**Date:** Mon, 7 Jul 2003 18:42:27 -0400
**Reply-To:** Jay Weedon <jweedon@EARTHLINK.NET>
**Sender:** "SAS(r) Discussion" <SAS-L@LISTSERV.UGA.EDU>
**From:** Jay Weedon <jweedon@EARTHLINK.NET>
**Organization:** http://extra.newsguy.com
**Subject:** Re: General (Newbie) Question About Multinomial Logistic
Regression
**Content-Type:** text/plain; charset=us-ascii
On Mon, 7 Jul 2003 20:35:42 +0100, "Sid" <not@home.com> wrote:

>Hi,
>
>I'm trying to get my head round MLR and I have a couple of simple questions
>(I think).
>
>Correct me if I'm wrong but my understanding is we have a set of 'variables
>of influence' and a set of discrete 'Choices', which is fed into the
>software 'back box' which 'optimises' using the logistic function. Say we
>are choosing a brand of car, we can treat each customer individually and
>just have one long input file - with one row for each choice (and
>non-choice) made. We can then estimate the impact of each variable on a
>choice and predict which care a customer will chose given we know the values
>of the influence variables.

Does each customer make only one choice?
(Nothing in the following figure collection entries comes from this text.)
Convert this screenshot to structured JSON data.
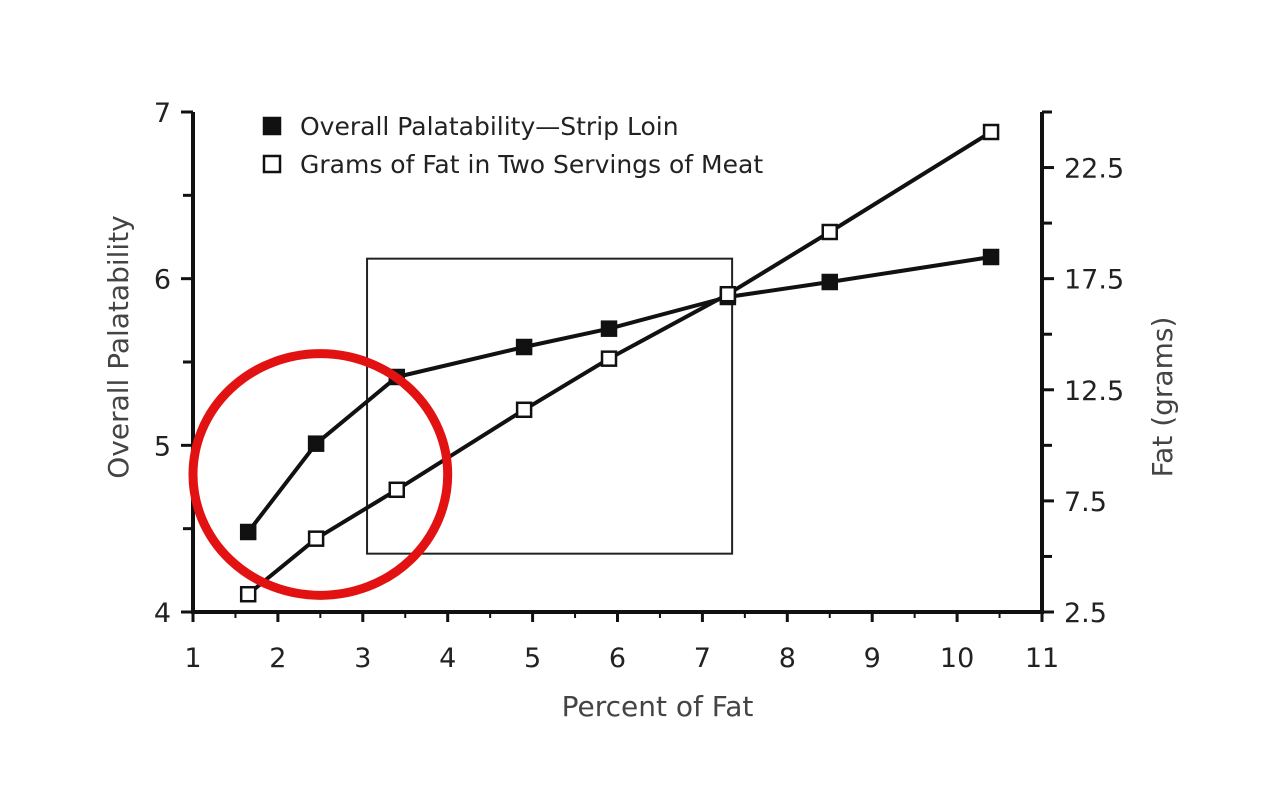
{
  "chart_data": {
    "type": "line",
    "title": "",
    "xlabel": "Percent of Fat",
    "ylabel": "Overall Palatability",
    "y2label": "Fat (grams)",
    "xlim": [
      1,
      11
    ],
    "ylim": [
      4,
      7
    ],
    "y2lim": [
      2.5,
      25
    ],
    "x_ticks": [
      "1",
      "2",
      "3",
      "4",
      "5",
      "6",
      "7",
      "8",
      "9",
      "10",
      "11"
    ],
    "y_ticks": [
      "4",
      "5",
      "6",
      "7"
    ],
    "y2_ticks": [
      "2.5",
      "7.5",
      "12.5",
      "17.5",
      "22.5"
    ],
    "legend_position": "top-left",
    "grid": false,
    "series": [
      {
        "name": "Overall Palatability—Strip Loin",
        "axis": "left",
        "marker": "filled-square",
        "color": "#111111",
        "x": [
          1.65,
          2.45,
          3.4,
          4.9,
          5.9,
          7.3,
          8.5,
          10.4
        ],
        "y": [
          4.48,
          5.01,
          5.41,
          5.59,
          5.7,
          5.89,
          5.98,
          6.13
        ]
      },
      {
        "name": "Grams of Fat in Two Servings of Meat",
        "axis": "right",
        "marker": "open-square",
        "color": "#111111",
        "x": [
          1.65,
          2.45,
          3.4,
          4.9,
          5.9,
          7.3,
          8.5,
          10.4
        ],
        "y": [
          3.3,
          5.8,
          8.0,
          11.6,
          13.9,
          16.8,
          19.6,
          24.1
        ]
      }
    ],
    "annotations": [
      {
        "type": "ellipse",
        "color": "#e31212",
        "x_range": [
          1.0,
          4.0
        ],
        "y_range": [
          4.1,
          5.55
        ]
      },
      {
        "type": "rectangle",
        "color": "#222222",
        "x_range": [
          3.05,
          7.35
        ],
        "y_range": [
          4.35,
          6.12
        ]
      }
    ]
  }
}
If not, then you'll need to
consider a "nested" model in which choices made by a particular
customer are mutually correlated.

>But what happens if we wish to predict the outcome within sets of distinct,
>closed groups?
>
>Say, for example, we are looking at a horse race and wish to select the
>winner. When we are training the MLR with the results of previous races, do
>we just treat each horse as we treat our car customer and ignore the other
>horses in the race (just a linear list of all runners in all races), or is
>there some way we need to adjust the input data and/or processing to take
>account of the other horses in each individual race? If so, how do we handle
>the fact that the group sizes (number of runners in each race) can vary?

With this methodology, results of previous races aren't going to be
very helpful unless the same set of horses runs in every race.

If you're trying to predict whether a *particular* horse wins or not,
you have conceptually a simple two-category model, with "other
runners" as a set of possible predictors. If you're trying to predict
*which* horse (of a given set of entered horses) wins, then that'd be
more like a MLR situation.

>There seem to be so many flavours of MLR (ordered, nested etc) the more I
>read the more I'm confused.

"Ordered" means that the categories of the dependent variable have
some natural ordering. In the situation of car models or winning
horses, you don't have ordering.

"Nested" means that the observations are not all mutually independent.
If the same person chooses a car on multiple occasions, nesting is an
appropriate concept.

JW